The human papillomavirus type 16 (HPV16) L2 protein acts as a chaperone to ensure that the viral genome (vDNA) traffics from endosomes to the trans-Golgi network (TGN) and eventually the nucleus, where HPV replication occurs. En route to the nucleus, the L2/vDNA complex must translocate across limiting intracellular membranes. The details of this critical process remain poorly characterized. We have developed a system based on subcellular compartmentalization of the enzyme BirA and its cognate substrate to detect membrane translocation of L2-BirA from incoming virions. We find that L2 translocation requires transport to the TGN and is strictly dependent on entry into mitosis, coinciding with mitotic entry in synchronized cells. Cell cycle arrest causes retention of L2/vDNA at the TGN; only release and progression past G2/M enables translocation across the limiting membrane and subsequent infection. Microscopy of EdU-labeled vDNA reveals a rapid and dramatic shift in vDNA localization during early mitosis. At late G2/early prophase vDNA egresses from the TGN to a pericentriolar location, accumulating there through prometaphase where it begins to associate with condensed chromosomes. By metaphase and throughout anaphase the vDNA is seen bound to the mitotic chromosomes, ensuring distribution into both daughter nuclei. Mutations in a newly defined chromatin binding region of L2 potently blocked translocation, suggesting that translocation is dependent on chromatin binding during prometaphase. This represents the first time a virus has been shown to functionally couple the penetration of limiting membranes to cellular mitosis, explaining in part the tropism of HPV for mitotic basal keratinocytes.

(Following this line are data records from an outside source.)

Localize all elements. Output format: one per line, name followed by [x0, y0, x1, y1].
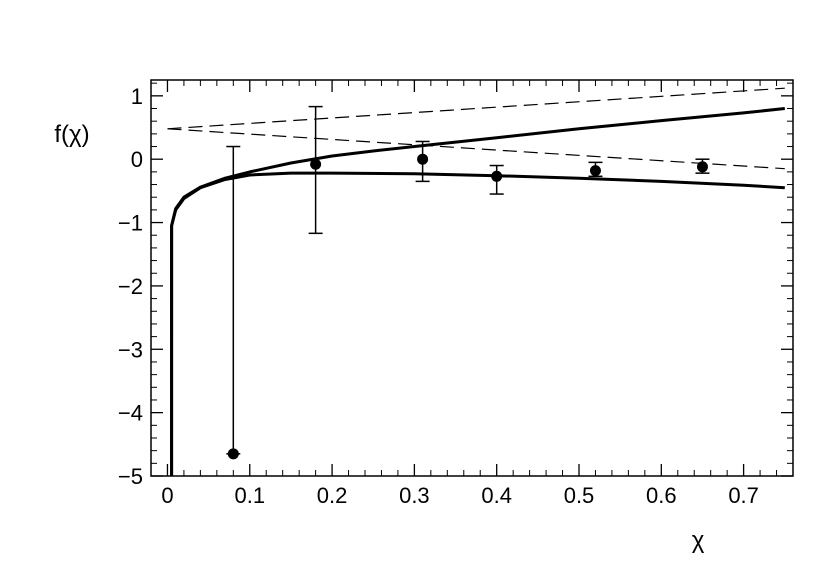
- data-point: [491, 170, 503, 182]
- y-tick-label: 1: [131, 84, 143, 109]
- x-tick-label: 0.6: [646, 483, 677, 508]
- y-tick-label: −5: [118, 464, 143, 489]
- x-tick-label: 0.5: [564, 483, 595, 508]
- y-tick-label: 0: [131, 147, 143, 172]
- points-layer: [227, 153, 708, 460]
- y-tick-label: −3: [118, 337, 143, 362]
- data-point: [417, 153, 429, 165]
- dashed-curve-3: [167, 128, 785, 170]
- x-tick-labels: 0 0.1 0.2 0.3 0.4 0.5 0.6 0.7: [161, 483, 759, 508]
- x-tick-label: 0.1: [234, 483, 265, 508]
- x-tick-label: 0.3: [399, 483, 430, 508]
- plot-frame: [150, 79, 794, 477]
- x-tick-label: 0: [161, 483, 173, 508]
- x-tick-label: 0.4: [481, 483, 512, 508]
- y-axis-label: f(χ): [54, 121, 89, 148]
- solid-curve-1: [170, 171, 785, 477]
- solid-curve-0: [170, 107, 785, 477]
- x-axis-label: χ: [692, 527, 705, 554]
- dashed-curve-2: [167, 87, 785, 130]
- curves-layer: [167, 87, 785, 477]
- x-tick-label: 0.2: [317, 483, 348, 508]
- y-tick-label: −4: [118, 401, 143, 426]
- minor-ticks: [150, 80, 794, 476]
- x-tick-label: 0.7: [728, 483, 759, 508]
- y-tick-label: −2: [118, 274, 143, 299]
- data-point: [227, 448, 239, 460]
- major-ticks: [151, 80, 793, 477]
- y-tick-labels: 1 0 −1 −2 −3 −4 −5: [118, 84, 143, 489]
- data-point: [696, 161, 708, 173]
- data-point: [589, 165, 601, 177]
- data-point: [310, 158, 322, 170]
- y-tick-label: −1: [118, 211, 143, 236]
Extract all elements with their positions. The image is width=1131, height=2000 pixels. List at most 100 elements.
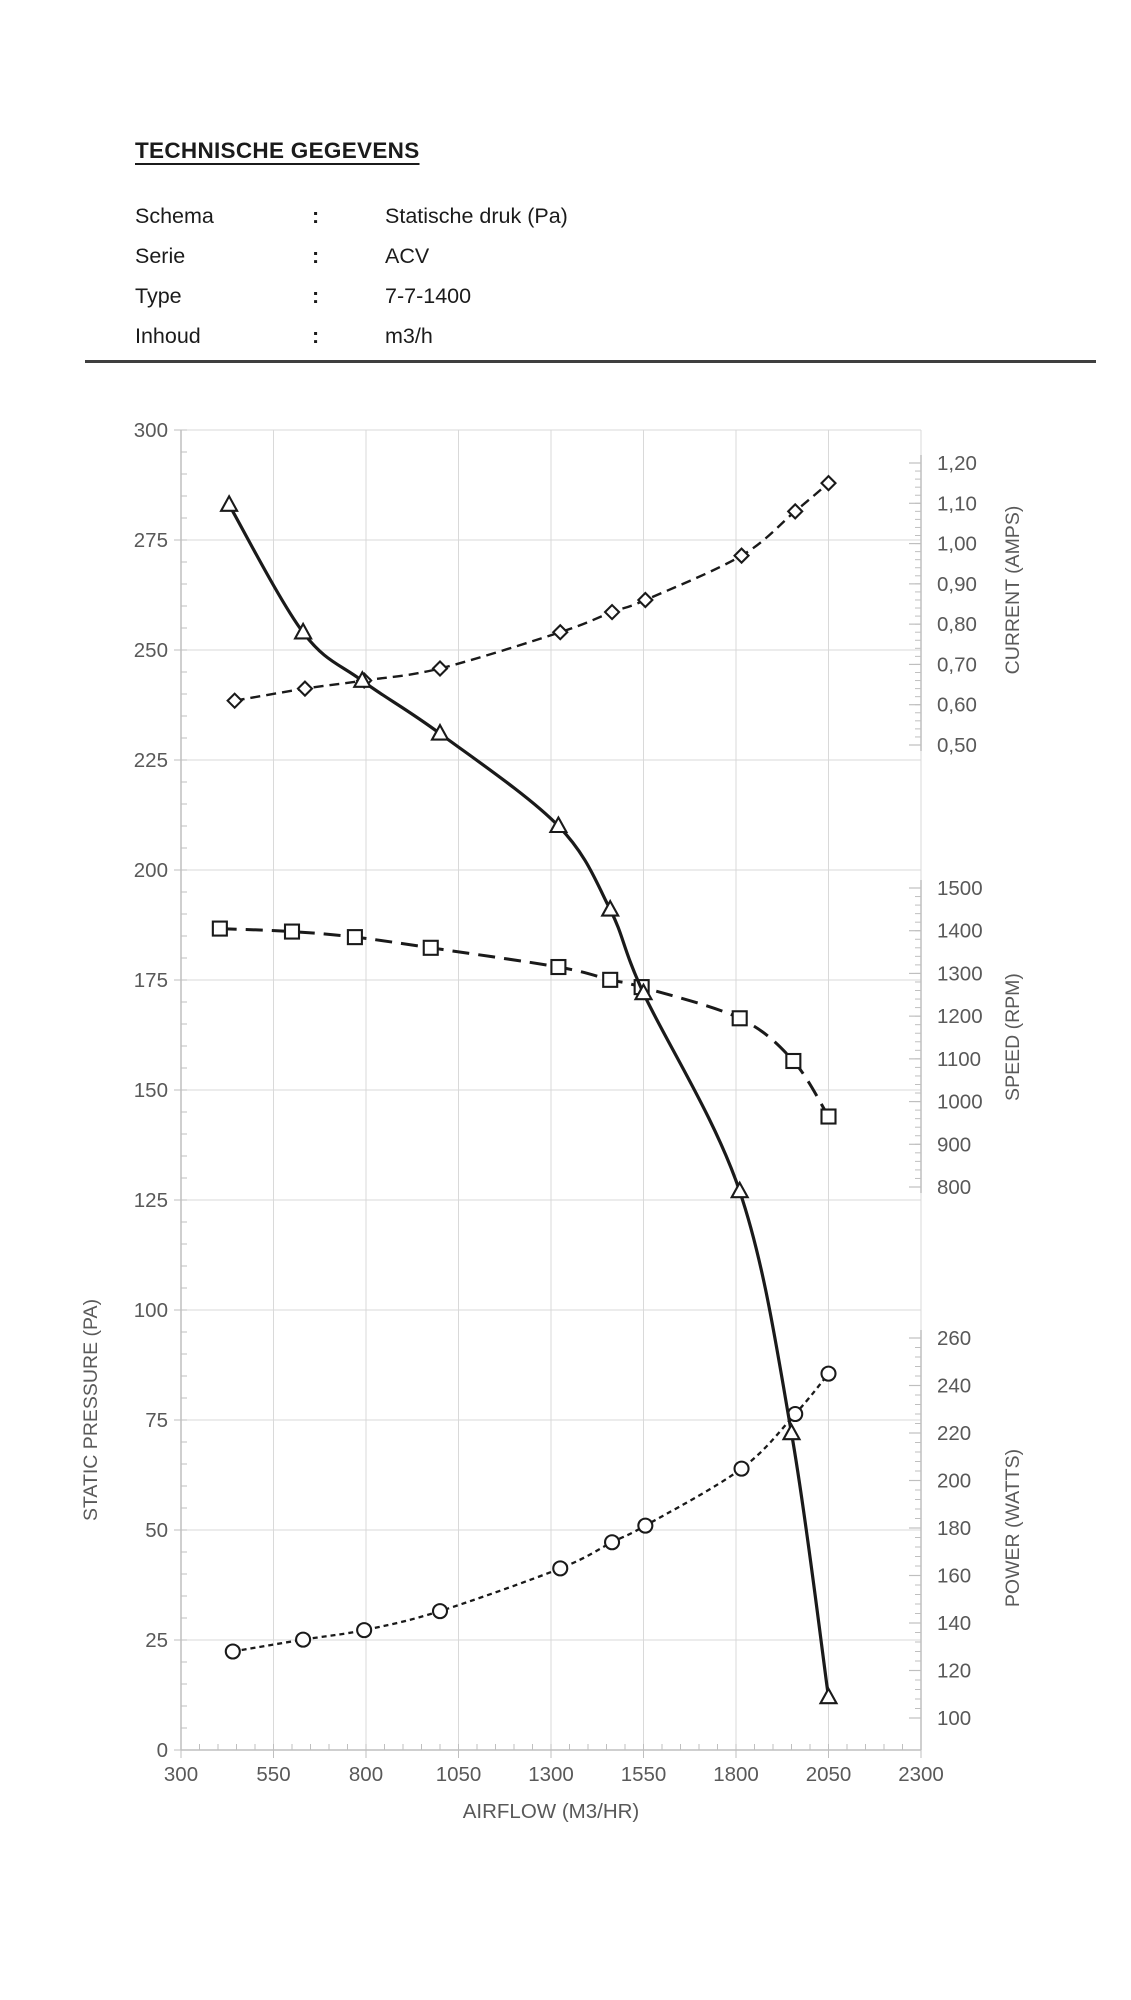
square-marker bbox=[820, 1108, 837, 1125]
square-marker bbox=[211, 920, 228, 937]
triangle-marker bbox=[219, 494, 239, 512]
circle-marker bbox=[637, 1517, 654, 1534]
pressure-tick-label: 150 bbox=[134, 1079, 168, 1102]
x-tick-label: 550 bbox=[256, 1763, 290, 1786]
pressure-tick-label: 200 bbox=[134, 859, 168, 882]
pressure-tick-label: 100 bbox=[134, 1299, 168, 1322]
speed-tick-label: 1300 bbox=[937, 962, 983, 985]
speed-tick-label: 800 bbox=[937, 1176, 971, 1199]
current-tick-label: 1,00 bbox=[937, 533, 977, 556]
axis-speed: 800 900 1000 1100 1200 1300 1400 1500 SPEED (RPM… bbox=[909, 877, 1024, 1199]
power-tick-label: 260 bbox=[937, 1327, 971, 1350]
divider bbox=[85, 360, 1096, 363]
info-value: 7-7-1400 bbox=[385, 283, 472, 308]
square-marker bbox=[785, 1052, 802, 1070]
info-value: m3/h bbox=[385, 323, 433, 348]
diamond-marker bbox=[296, 680, 314, 698]
current-tick-label: 1,10 bbox=[937, 492, 977, 515]
series-speed bbox=[211, 920, 837, 1125]
speed-tick-label: 1000 bbox=[937, 1091, 983, 1114]
triangle-marker bbox=[293, 621, 313, 640]
page-title: TECHNISCHE GEGEVENS bbox=[135, 138, 420, 163]
square-marker bbox=[550, 958, 567, 976]
x-tick-label: 1050 bbox=[436, 1763, 482, 1786]
current-tick-label: 0,60 bbox=[937, 694, 977, 717]
x-tick-label: 1300 bbox=[528, 1763, 574, 1786]
diamond-marker bbox=[431, 659, 449, 677]
diamond-marker bbox=[551, 623, 569, 641]
triangle-marker bbox=[818, 1686, 839, 1705]
speed-axis-title: SPEED (RPM) bbox=[1002, 973, 1024, 1101]
current-tick-label: 0,70 bbox=[937, 653, 977, 676]
power-tick-label: 200 bbox=[937, 1470, 971, 1493]
triangle-marker bbox=[430, 722, 450, 741]
pressure-tick-label: 275 bbox=[134, 529, 168, 552]
info-separator: : bbox=[312, 283, 320, 308]
current-tick-label: 0,80 bbox=[937, 613, 977, 636]
info-label: Type bbox=[135, 283, 182, 308]
pressure-axis-title: STATIC PRESSURE (PA) bbox=[80, 1299, 102, 1521]
pressure-tick-label: 0 bbox=[157, 1739, 168, 1762]
power-tick-label: 100 bbox=[937, 1707, 971, 1730]
power-axis-title: POWER (WATTS) bbox=[1002, 1449, 1024, 1607]
triangle-marker bbox=[600, 898, 620, 917]
info-table: Schema : Statische druk (Pa) Serie : ACV… bbox=[135, 196, 735, 356]
info-value: Statische druk (Pa) bbox=[385, 203, 568, 228]
diamond-marker bbox=[226, 692, 244, 710]
pressure-tick-label: 25 bbox=[145, 1629, 168, 1652]
series-static-pressure bbox=[219, 494, 839, 1705]
current-tick-label: 0,50 bbox=[937, 734, 977, 757]
power-tick-label: 220 bbox=[937, 1422, 971, 1445]
series-current bbox=[226, 474, 837, 710]
info-separator: : bbox=[312, 243, 320, 268]
pressure-tick-label: 50 bbox=[145, 1519, 168, 1542]
circle-marker bbox=[224, 1643, 241, 1660]
diamond-marker bbox=[636, 591, 654, 609]
current-axis-title: CURRENT (AMPS) bbox=[1002, 506, 1024, 675]
square-marker bbox=[283, 923, 301, 940]
x-tick-label: 2050 bbox=[806, 1763, 852, 1786]
info-row-type: Type : 7-7-1400 bbox=[135, 276, 735, 316]
power-tick-label: 160 bbox=[937, 1565, 971, 1588]
speed-tick-label: 1100 bbox=[937, 1048, 981, 1071]
pressure-tick-label: 250 bbox=[134, 639, 168, 662]
info-row-inhoud: Inhoud : m3/h bbox=[135, 316, 735, 356]
x-tick-label: 2300 bbox=[898, 1763, 944, 1786]
info-value: ACV bbox=[385, 243, 430, 268]
power-tick-label: 140 bbox=[937, 1612, 971, 1635]
current-tick-label: 1,20 bbox=[937, 452, 977, 475]
square-marker bbox=[422, 939, 439, 956]
series-power bbox=[224, 1365, 837, 1660]
x-tick-label: 1800 bbox=[713, 1763, 759, 1786]
pressure-tick-label: 175 bbox=[134, 969, 168, 992]
diamond-marker bbox=[733, 547, 751, 565]
square-marker bbox=[731, 1010, 748, 1027]
triangle-marker bbox=[781, 1422, 802, 1441]
info-row-schema: Schema : Statische druk (Pa) bbox=[135, 196, 735, 236]
square-marker bbox=[602, 971, 619, 988]
diamond-marker bbox=[603, 603, 621, 621]
x-axis-title: AIRFLOW (M3/HR) bbox=[463, 1800, 640, 1823]
power-tick-label: 180 bbox=[937, 1517, 971, 1540]
axis-power: 100 120 140 160 180 200 220 240 260 POWER (WATTS) bbox=[909, 1327, 1024, 1750]
circle-marker bbox=[603, 1534, 621, 1551]
triangle-marker bbox=[352, 670, 373, 688]
triangle-marker bbox=[729, 1180, 750, 1199]
info-label: Inhoud bbox=[135, 323, 201, 348]
pressure-tick-label: 300 bbox=[134, 419, 168, 442]
circle-marker bbox=[552, 1560, 569, 1577]
info-separator: : bbox=[312, 203, 320, 228]
fan-performance-chart: 300 550 800 1050 1300 1550 1800 2050 2300AIRFLOW… bbox=[80, 419, 1024, 1823]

Author summary Human papillomaviruses (HPVs) are the most prevalent sexually transmitted infections and are responsible for about 5% of total human cancers worldwide. These small DNA viruses must enter cells and deliver their genomes to the host cell nucleus to successfully establish an infection. A major barrier that HPVs and other non-enveloped viruses must overcome is the limiting membrane—the host cellular membrane through which the viral genome must be transported en route to the nucleus. Here we have developed a novel enzyme-dependent assay to study what is called penetration or translocation of the limiting membrane by the HPV16 minor capsid protein L2. We find that translocation is strictly dependent on host cell division, specifically progression into mitosis, and occurs post trans-Golgi-network localization. After exiting the trans-Golgi network the viral genomes are seen decorating the segregating mitotic chromosomes, to ensure the equal partitioning into and infection of the daughter cells. The remarkable timing with, and absolute dependence of, this event on mitosis likely dictates the natural tropism of these viruses for the replicating basal keratinocytes of differentiating epithelial tissues. Further work will be necessary to fully understand the molecular mechanisms of this extraordinary mitosis-dependent phenomenon.